While Democrats like Obama and Hillary Clinton, as well as leading Republicans, demand that the children be sent “home,” an estimated 80 percent have crossed the border to reunite with their fathers, mothers or other close relatives who are living in the US. In this sense, the supposed crisis created by children trying to reunite with their parents is really only a byproduct of the real crisis that a draconian immigration policy has created for millions of families, which have been split up with no concern for the impact on defenseless children.
Since coming to office, the Obama administration has deported over 2 million people—more than any other president and more than George W. Bush had deported during his full eight years in office. The administration has widely employed the unconstitutional method of immigration “holds,” asking local police and jails to hold people without warrants based on suspected civil immigration violations.
Since 2008, Immigration and Customs Enforcement (ICE) has conducted more than 12,000 so-called “silent raids”—with I-9 forms affirming the right of employees to work being seized from employers—resulting in more than 300,000 people losing jobs. No previous period has seen such a massive workplace crackdown.
Even with this ignominious record, the Republican Party attacks the Obama administration from the right on immigration, seeking to whip up xenophobic fears and exploit concerns over disappearing jobs and falling wages by scapegoating immigrants, one of the most oppressed sections of the working class.
This campaign found expression in last week’s demonstrations in California, in which flag-waving protesters chanting “go back” sought to turn back Border Patrol buses ferrying women and children to a jail-like detention center. The media worked to magnify and legitimize such sentiments with its coverage, even as far larger numbers have turned out in support of those who have recently crossed the border. Poll after poll has shown rising support for undocumented immigrants, who are the family members, loved ones and co-workers of an ever-growing number of Americans.
The anti-immigrant propaganda of the big business politicians and media is as false as it is contemptible. It is not immigrants, but rather the capitalist profit system that is responsible for the destruction of jobs and the driving down of living standards. There are ample resources to provide for all—native-born and immigrant alike—but they are monopolized by a super-rich financial and corporate layer that has presided over the greatest growth of social inequality in history.
The right to immigrate is a democratic right that must be defended by the entire working class. The police-state measures and super-exploitation employed against immigrant workers will be used against the working class as a whole.
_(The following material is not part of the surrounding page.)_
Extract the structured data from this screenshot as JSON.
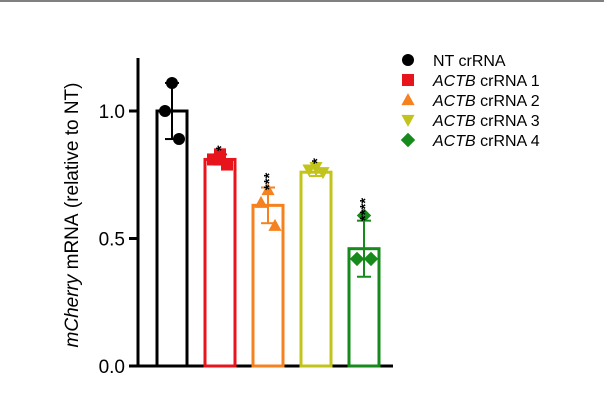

Working people must have the right to work and live in the country of their choice. Under conditions in which transnational corporate and financial capital freely flows across national boundaries in search of the cheapest labor and biggest profits, the working class can defend itself only by upholding this right and fighting for the unity of the workers of North, Central and South America in a common struggle for the socialist transformation of society.